Это был медленный процесс. Он занял почти тысячу лет. И не мог не быть медленным. Рим цивилизовал кельтов Галлии и сделал из них подлинных римлян через сто лет; но в случае с германцами существовали по крайней мере две очень веские причины, в силу которых эта задача не могла быть решена так быстро. Во-первых, они были народом-победителем, а не побежденным, что имело огромное значение. Именно их власть, их законы и институты, их идеи, даже их наречия были навязаны римлянам, а не римские – им; и, хотя высшая цивилизация подданного народа сразу начала воздействовать на них, это были лишь те ее части, которые особенно впечатлили их, а не вся ее совокупность, с большей ее частью они фактически даже не соприкасались. Во-вторых, Рим V века не был уже Римом I века. Он утратил свою способность к перевариванию и усвоению; более того, в этот интервал процесс даже пошел вспять, и Рим сам уже стал варварским и тоже германизировался, не в силах долее сопротивляться влиянию постоянно растущего числа варваров, приходивших в империю через армии и рабские бараки. Если бы Рим в V веке со всеми своими тогдашними чертами завоевал Германию, он вряд ли смог бы романизировать ее за гораздо меньшее время, чем потребовалось на самом деле.

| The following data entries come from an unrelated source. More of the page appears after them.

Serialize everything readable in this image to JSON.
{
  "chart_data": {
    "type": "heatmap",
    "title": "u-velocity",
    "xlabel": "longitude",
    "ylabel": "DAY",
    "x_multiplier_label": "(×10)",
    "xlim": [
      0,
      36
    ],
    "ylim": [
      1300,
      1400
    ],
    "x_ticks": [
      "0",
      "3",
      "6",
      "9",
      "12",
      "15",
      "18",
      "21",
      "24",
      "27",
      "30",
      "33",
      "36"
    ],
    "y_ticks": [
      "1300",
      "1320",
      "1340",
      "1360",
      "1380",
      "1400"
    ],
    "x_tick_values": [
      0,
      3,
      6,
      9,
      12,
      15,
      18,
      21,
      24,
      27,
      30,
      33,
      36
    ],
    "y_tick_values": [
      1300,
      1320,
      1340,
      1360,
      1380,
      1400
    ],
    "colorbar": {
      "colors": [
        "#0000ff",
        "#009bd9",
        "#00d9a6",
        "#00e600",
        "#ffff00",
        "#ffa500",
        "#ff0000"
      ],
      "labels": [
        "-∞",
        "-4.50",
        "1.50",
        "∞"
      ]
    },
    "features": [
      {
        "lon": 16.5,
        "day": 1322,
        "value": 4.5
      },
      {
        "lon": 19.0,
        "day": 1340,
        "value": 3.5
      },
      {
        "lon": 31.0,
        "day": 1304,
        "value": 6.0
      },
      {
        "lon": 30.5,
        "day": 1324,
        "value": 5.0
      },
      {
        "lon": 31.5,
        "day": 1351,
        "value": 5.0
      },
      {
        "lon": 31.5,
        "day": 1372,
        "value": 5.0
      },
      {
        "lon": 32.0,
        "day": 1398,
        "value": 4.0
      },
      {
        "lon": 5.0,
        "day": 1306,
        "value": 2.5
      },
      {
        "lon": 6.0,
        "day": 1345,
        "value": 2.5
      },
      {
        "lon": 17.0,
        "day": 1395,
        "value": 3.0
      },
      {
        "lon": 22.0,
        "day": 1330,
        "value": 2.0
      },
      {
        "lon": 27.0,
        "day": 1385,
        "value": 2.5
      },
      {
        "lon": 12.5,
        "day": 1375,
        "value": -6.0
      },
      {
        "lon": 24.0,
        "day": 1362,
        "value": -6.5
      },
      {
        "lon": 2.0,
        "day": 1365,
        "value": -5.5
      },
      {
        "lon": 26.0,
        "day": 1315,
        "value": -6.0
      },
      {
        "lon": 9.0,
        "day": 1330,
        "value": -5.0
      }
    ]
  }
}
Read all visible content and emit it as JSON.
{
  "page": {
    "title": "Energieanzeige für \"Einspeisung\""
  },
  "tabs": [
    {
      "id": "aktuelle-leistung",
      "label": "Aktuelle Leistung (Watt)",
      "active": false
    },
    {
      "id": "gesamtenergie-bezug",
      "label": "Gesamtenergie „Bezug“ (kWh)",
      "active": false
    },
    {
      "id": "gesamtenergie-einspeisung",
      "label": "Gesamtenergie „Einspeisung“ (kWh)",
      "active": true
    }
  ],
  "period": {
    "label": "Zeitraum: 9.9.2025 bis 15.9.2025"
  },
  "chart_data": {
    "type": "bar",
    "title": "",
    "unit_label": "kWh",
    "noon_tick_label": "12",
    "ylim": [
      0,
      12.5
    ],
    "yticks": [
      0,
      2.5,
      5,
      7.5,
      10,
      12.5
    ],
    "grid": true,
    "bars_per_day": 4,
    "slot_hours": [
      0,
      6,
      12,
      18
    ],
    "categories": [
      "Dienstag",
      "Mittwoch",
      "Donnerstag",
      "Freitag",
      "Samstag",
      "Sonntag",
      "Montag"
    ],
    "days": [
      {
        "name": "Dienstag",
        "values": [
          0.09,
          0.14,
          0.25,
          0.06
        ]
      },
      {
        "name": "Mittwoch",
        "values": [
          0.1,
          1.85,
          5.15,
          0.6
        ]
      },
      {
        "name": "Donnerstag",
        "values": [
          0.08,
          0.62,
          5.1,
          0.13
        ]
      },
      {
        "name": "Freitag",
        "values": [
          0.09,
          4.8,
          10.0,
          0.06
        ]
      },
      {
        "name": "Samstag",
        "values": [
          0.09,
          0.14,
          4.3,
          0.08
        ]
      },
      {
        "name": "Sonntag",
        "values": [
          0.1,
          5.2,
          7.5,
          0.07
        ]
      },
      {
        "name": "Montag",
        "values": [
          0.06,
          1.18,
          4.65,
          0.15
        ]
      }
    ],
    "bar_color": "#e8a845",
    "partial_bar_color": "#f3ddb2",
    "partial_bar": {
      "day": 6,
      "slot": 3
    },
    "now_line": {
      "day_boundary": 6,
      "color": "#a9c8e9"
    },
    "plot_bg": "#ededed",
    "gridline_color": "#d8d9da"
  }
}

Но эта работа, хотя и медленная, началась с того момента, как германцы вступили в тесный контакт с римлянами: будь то в качестве подданных или господ, они признали тот факт, что в римской цивилизации есть нечто превосходящее их собственную цивилизацию, и не считали ниже своего достоинства заимствовать ее у Рима и учиться у него, в большинстве случаев, конечно, без какого-либо сознательного умысла, но иногда, разумеется, вполне намеренно[7]. Если сравнить с современностью прогресс, достигнутый за пятьсот лет, последовавших за V столетием, он, разумеется, выглядит «китайским веком» [8]; но если судить о нем в соответствии с условиями того времени, то успех был поистине велик и объем сохраненной римской цивилизации оказался больше, чем можно было бы ожидать теоретически. Фактически еще до того, как политическая система приобретает какую-либо устоявшуюся форму, мы видим решительное улучшение в сфере знаний и интереса к науке и начало неуклонного прогресса, который уже никогда не прекращался.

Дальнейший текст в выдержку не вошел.